Less a complaint and more a rambling observation: as melodramatically violent as they are, the antagonists have valid reasons beyond greed or nihilism to target the Anands. Ocean and company end up opposing the antagonists mainly because Ocean and Teo are friends. Teo isn’t actively terrible, as is his father, but he is a beneficiary of his family’s schemes. Not the first work I’ve recently encountered in which the antagonists have a solid complaint that is undermined by their methods4.
The characters and their interactions are OK. Probably better people will focus on those and not on the worldbuilding issues that obsessed and distracted me.
Ocean’s Godori is available here (Amazon US), here (Amazon Canada), here (Amazon UK), here (Apple Books), here (Barnes & Noble), here (Chapters-Indigo), and here (Words Worth Books).
1: Because I read this in e‑arc, it is easy to scan the MS for specific words. Words I did not find: US, USA, America, Europe, India, Africa, and China (Chinese written characters are mentioned once). Japan is referenced three times and Russia once. Canada isn’t mentioned at all but why would it be?
2: Small nations such as Portugal, Belgium, and England have carved out large empires in the past. Korea’s 23rd century empire appears a lot more humane than Portugal, Belgium, or England’s. Low bar, I admit. On par with Tau Zero’s Sweden, which as you all remember was the nation chosen by the other nations of the world to rule Earth.

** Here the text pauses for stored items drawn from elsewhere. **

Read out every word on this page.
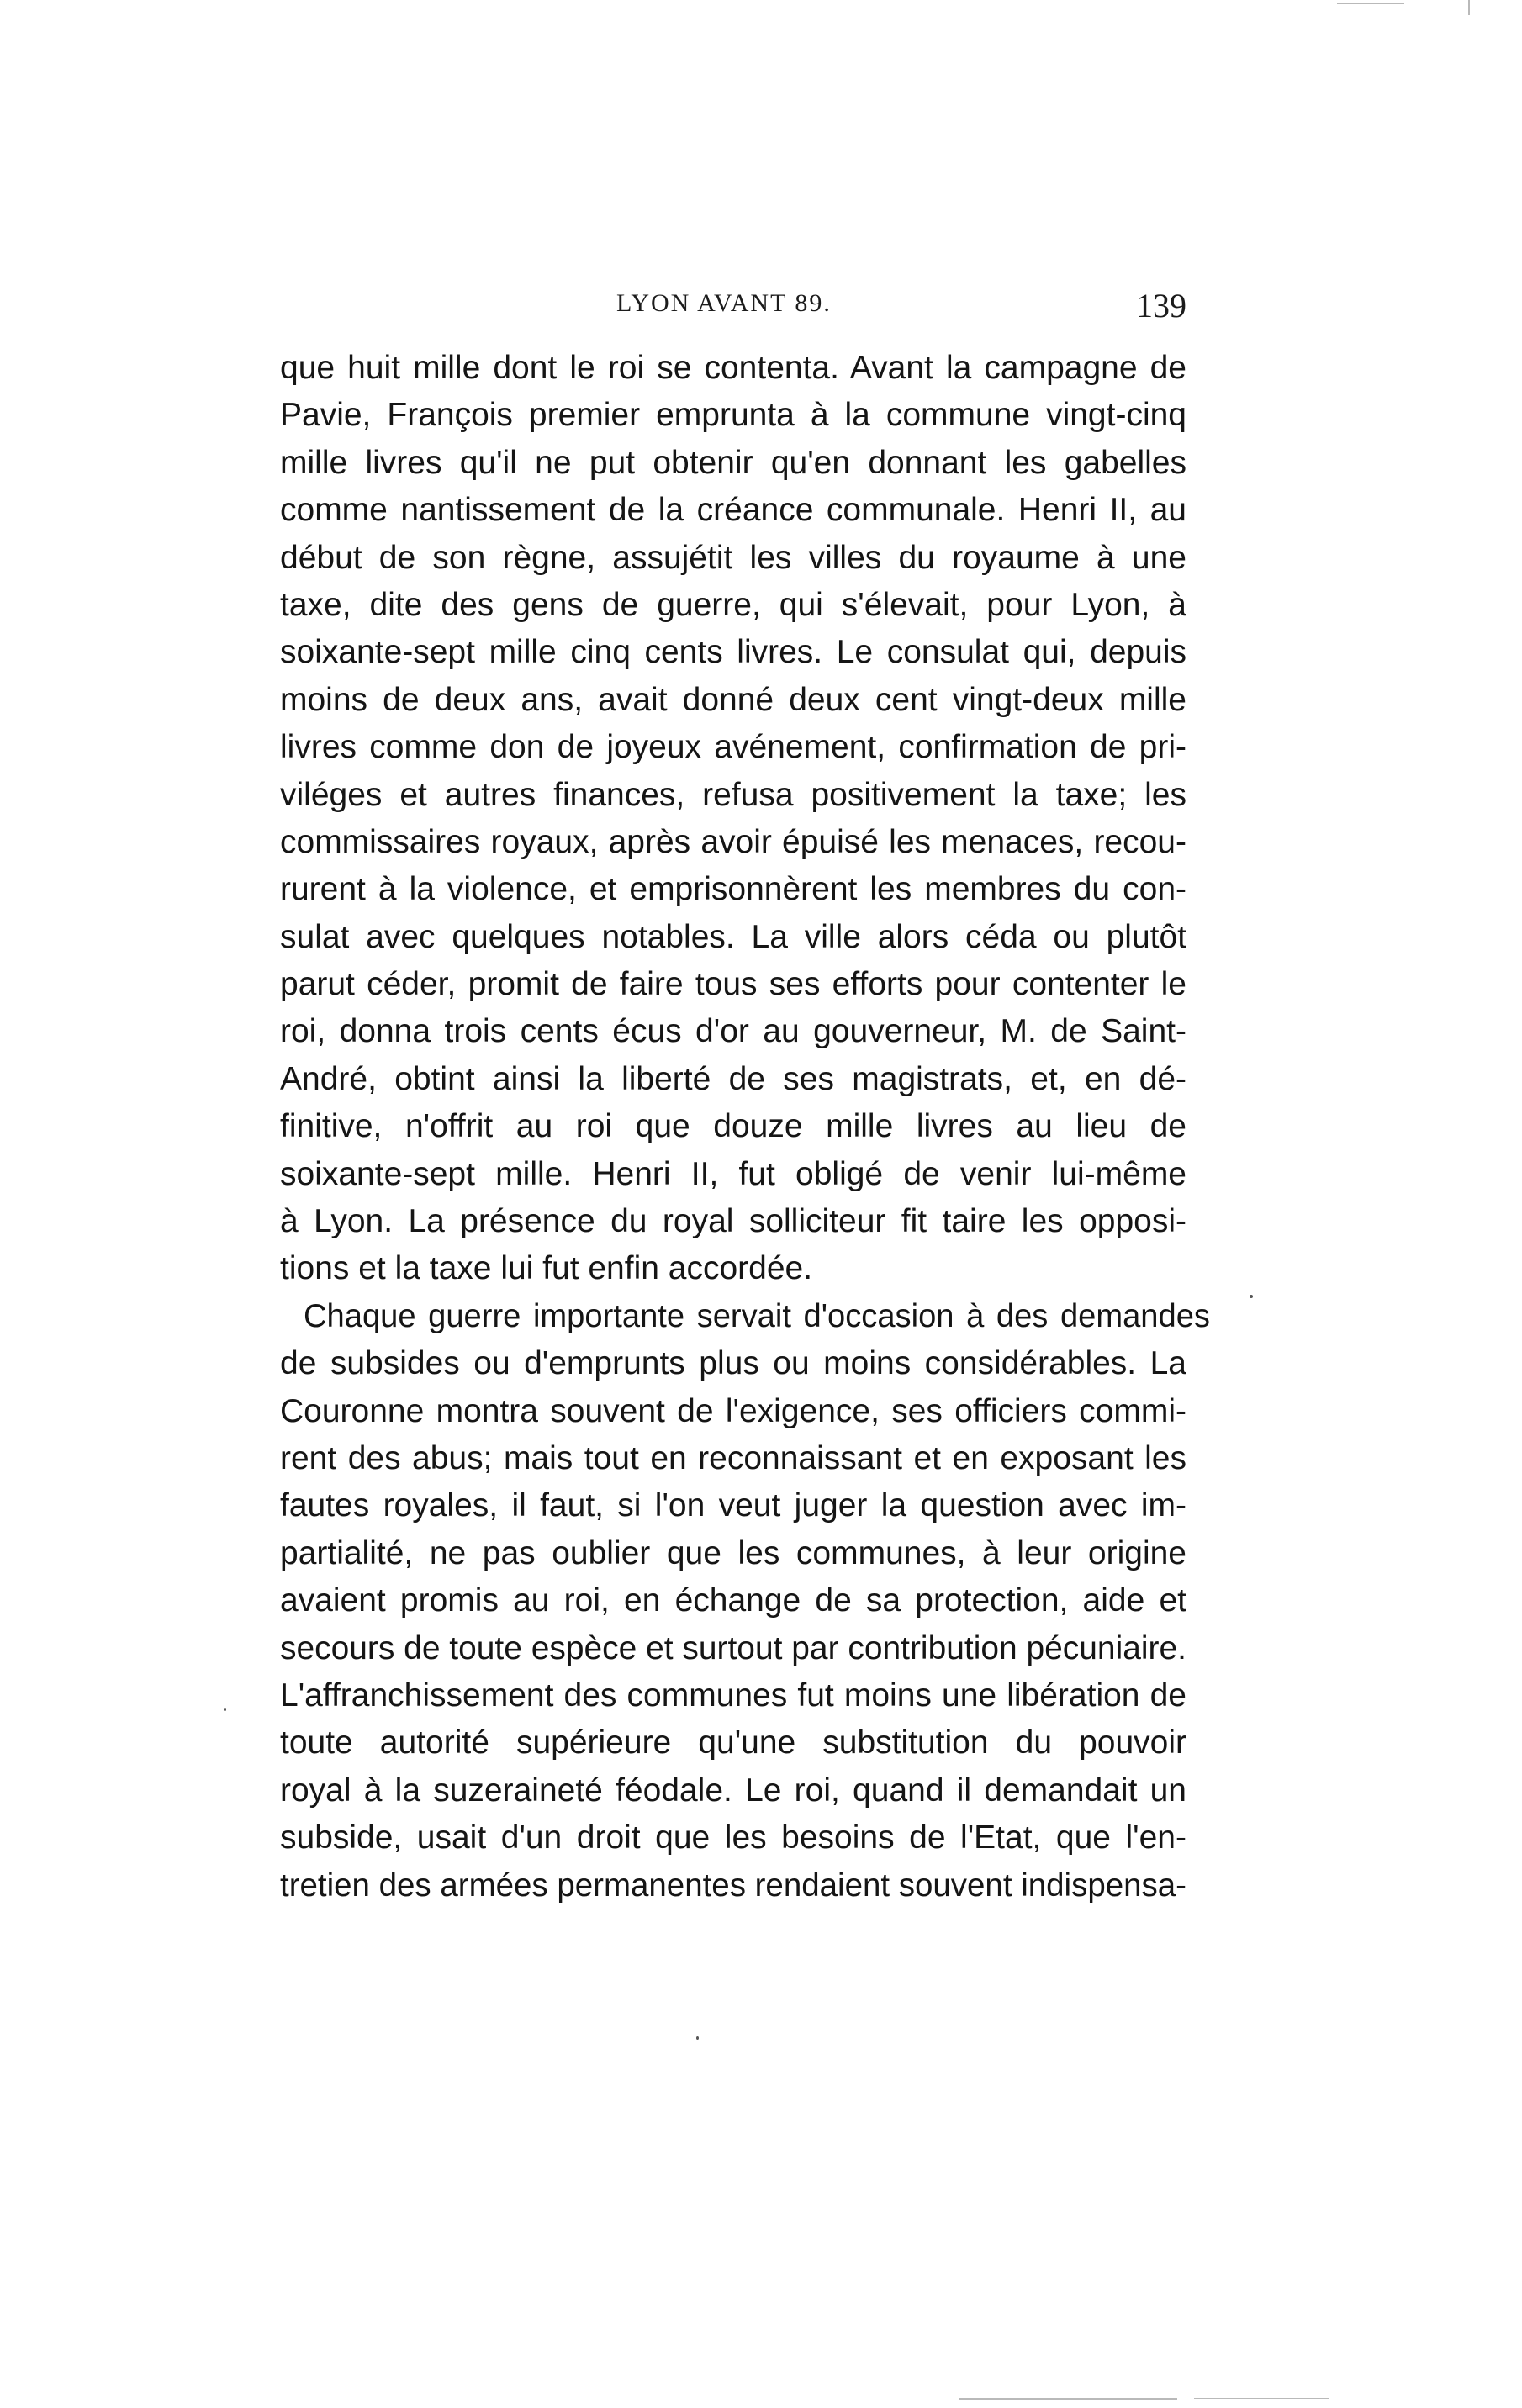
LYON AVANT 89.	139
que huit mille dont le roi se contenta. Avant la campagne de
Pavie, François premier emprunta à la commune vingt-cinq
mille livres qu'il ne put obtenir qu'en donnant les gabelles
comme nantissement de la créance communale. Henri II, au
début de son règne, assujétit les villes du royaume à une
taxe, dite des gens de guerre, qui s'élevait, pour Lyon, à
soixante-sept mille cinq cents livres. Le consulat qui, depuis
moins de deux ans, avait donné deux cent vingt-deux mille
livres comme don de joyeux avénement, confirmation de pri-
viléges et autres finances, refusa positivement la taxe; les
commissaires royaux, après avoir épuisé les menaces, recou-
rurent à la violence, et emprisonnèrent les membres du con-
sulat avec quelques notables. La ville alors céda ou plutôt
parut céder, promit de faire tous ses efforts pour contenter le
roi, donna trois cents écus d'or au gouverneur, M. de Saint-
André, obtint ainsi la liberté de ses magistrats, et, en dé-
finitive, n'offrit au roi que douze mille livres au lieu de
soixante-sept mille. Henri II, fut obligé de venir lui-même
à Lyon. La présence du royal solliciteur fit taire les opposi-
tions et la taxe lui fut enfin accordée.
Chaque guerre importante servait d'occasion à des demandes
de subsides ou d'emprunts plus ou moins considérables. La
Couronne montra souvent de l'exigence, ses officiers commi-
rent des abus; mais tout en reconnaissant et en exposant les
fautes royales, il faut, si l'on veut juger la question avec im-
partialité, ne pas oublier que les communes, à leur origine
avaient promis au roi, en échange de sa protection, aide et
secours de toute espèce et surtout par contribution pécuniaire.
L'affranchissement des communes fut moins une libération de
toute autorité supérieure qu'une substitution du pouvoir
royal à la suzeraineté féodale. Le roi, quand il demandait un
subside, usait d'un droit que les besoins de l'Etat, que l'en-
tretien des armées permanentes rendaient souvent indispensa-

3: Warp gates seem to be instant. At least, that’s my explanation for why trans-system comms have no lag time.
Some readers… me mostly… might wonder why a civilization with an instant point-to-point portal network is limited to one system. Well, interstellar distances are huge. It’s possible that the warp gates themselves have inhibited the development of the rockets needed to traverse interstellar space in a reasonable time. Why develop high performance rockets if you can just take a short cut through a gate? But without high performance rockets, the galaxy is out of reach.
(Have fun working out how to get a warp gate to another star using only low delta-vee rockets. I know I did.)
4: Methods such as brutally murdering innocent bystanders.